HRAD has always been about deconfusion (though I agree we did a terrible job of articulating this), not about trying to solve all of philosophy or “write down a perfectly aligned AGI from scratch”. The spirit wasn’t ‘we should dutifully work on these problems because they’re Important-sounding and Philosophical’; from my perspective, it was more like ‘we tried to write down a sketch of how to align an AGI, and immediately these dumb issues with self-reference and counterfactuals and stuff cropped up, so we tried to get those out of the way fast so we could go back to sketching how to aim an AGI at intended targets’.
I think that the issue is that I have a mental model of this process you describe that summarize it as “you need to solve a lot of philosophical issues for it to work”, and so that’s what I get by default when I query for that agenda. Still, I always had the impression that this line of work focused more on how to build a perfectly rational AGI than on building an aligned one. Can you explain me why that’s inaccurate?
From my perspective, the biggest reason MIRI started diversifying approaches away from our traditional focus was shortening timelines, where we still felt that “conceptual” progress was crucial, and still felt that marginal progress on the Agent Foundations directions would be useful; but we now assigned more probability to ‘there may not be enough time to finish the core AF stuff’, enough to want to put a lot of time into other problems too.

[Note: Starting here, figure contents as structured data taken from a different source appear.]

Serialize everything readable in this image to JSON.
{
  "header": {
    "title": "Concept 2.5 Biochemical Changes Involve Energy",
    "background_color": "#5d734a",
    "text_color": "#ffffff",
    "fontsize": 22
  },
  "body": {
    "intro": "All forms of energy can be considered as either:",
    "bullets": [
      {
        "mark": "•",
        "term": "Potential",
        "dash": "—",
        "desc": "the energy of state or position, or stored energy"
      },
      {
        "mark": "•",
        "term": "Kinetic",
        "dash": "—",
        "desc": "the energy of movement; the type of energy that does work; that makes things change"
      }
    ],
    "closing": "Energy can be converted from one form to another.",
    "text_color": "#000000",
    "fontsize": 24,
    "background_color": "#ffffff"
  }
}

Yeah, I think this is a pretty common perspective on that work from outside MIRI. That’s my take (that there isn’t enough time to solve all of the necessary components) and the one I’ve seen people use in discussing MIRI multiple time.
Actually, I’m not sure how to categorize MIRI’s work using your conceptual vs. applied division. I’d normally assume “conceptual”, because our work is so far away from prosaic alignment; but you also characterize applied alignment research as being about “experimentally testing these ideas [from conceptual alignment]”, which sounds like the 2017-initiated lines of research we described in our 2018 update. If someone is running software experiments to test ideas about “Seeking entirely new low-level foundations for optimization” outside the current ML paradigm, where does that fall?

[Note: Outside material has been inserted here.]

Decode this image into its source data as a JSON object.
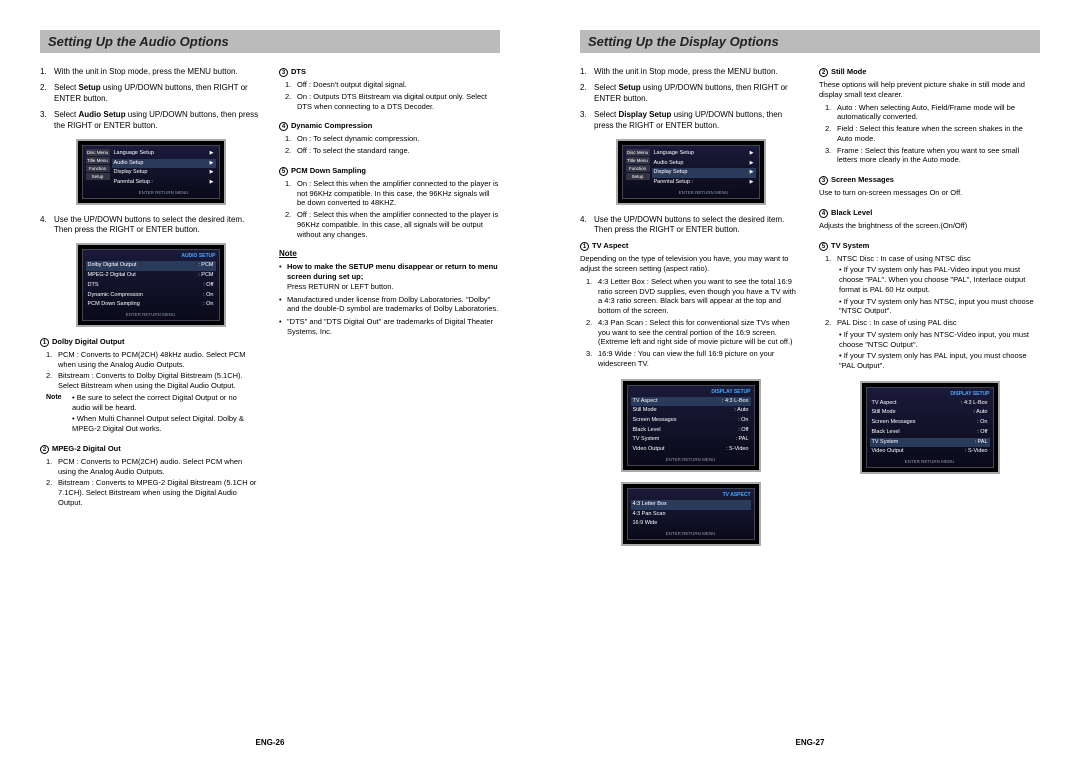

A really important point is that the division isn’t meant to split researchers themselves but research. So the experiment part would be applied alignment research and the rest conceptual alignment research. What’s interesting is that this is a good example of applied alignment research that doesn’t have the benefits I mention of more prosaic applied alignment research: being publishable at big ML/AI conferences, being within an accepted paradigm of modern AI...
Prosaic AGI alignment and “write down a perfectly aligned AGI from scratch” both seem super doomed to me, compared to approaches that are neither prosaic nor perfectly-neat-and-tidy. Where does research like that fall?
I would say that the non-prosaic approaches require at least some conceptual alignment research (because the research can’t be done fully inside current paradigms of ML and AI), but probably encompass some applied research. Maybe Steve’s work is a good example, with a proposal split of two of his posts in this comment.
Still, I always had the impression that this line of work focused more on how to build a perfectly rational AGI than on building an aligned one. Can you explain me why that’s inaccurate?
I don’t know what you mean by “perfectly rational AGI”. (Perfect rationality isn’t achievable, rationality-in-general is convergently instrumental, and rationality is insufficient for getting good outcomes. So why would that be the goal?)
I think of the basic case for HRAD this way:
We seem to be pretty confused about a lot of aspects of optimization, reasoning, decision-making, etc. (Embedded Agency is talking about more or less the same set of questions as HRAD, just with subsystem alignment added to the mix.)
If we were less confused, it might be easier to steer toward approaches to AGI that make it easier to do alignment work like ‘understand what cognitive work the system is doing internally’, ‘ensure that none of the system’s compute is being used to solve problems we don’t understand / didn’t intend’, ‘ensure that the amount of quality-adjusted thinking the system is putting into the task at hand is staying within some bound’, etc.
These approaches won’t look like decision theory, but being confused about basic ground-floor things like decision theory is a sign that you’re likely not in an epistemic position to efficiently find such approaches, much like being confused about how/whether chess is computable is a sign that you’re not in a position to efficiently steer toward good chess AI designs.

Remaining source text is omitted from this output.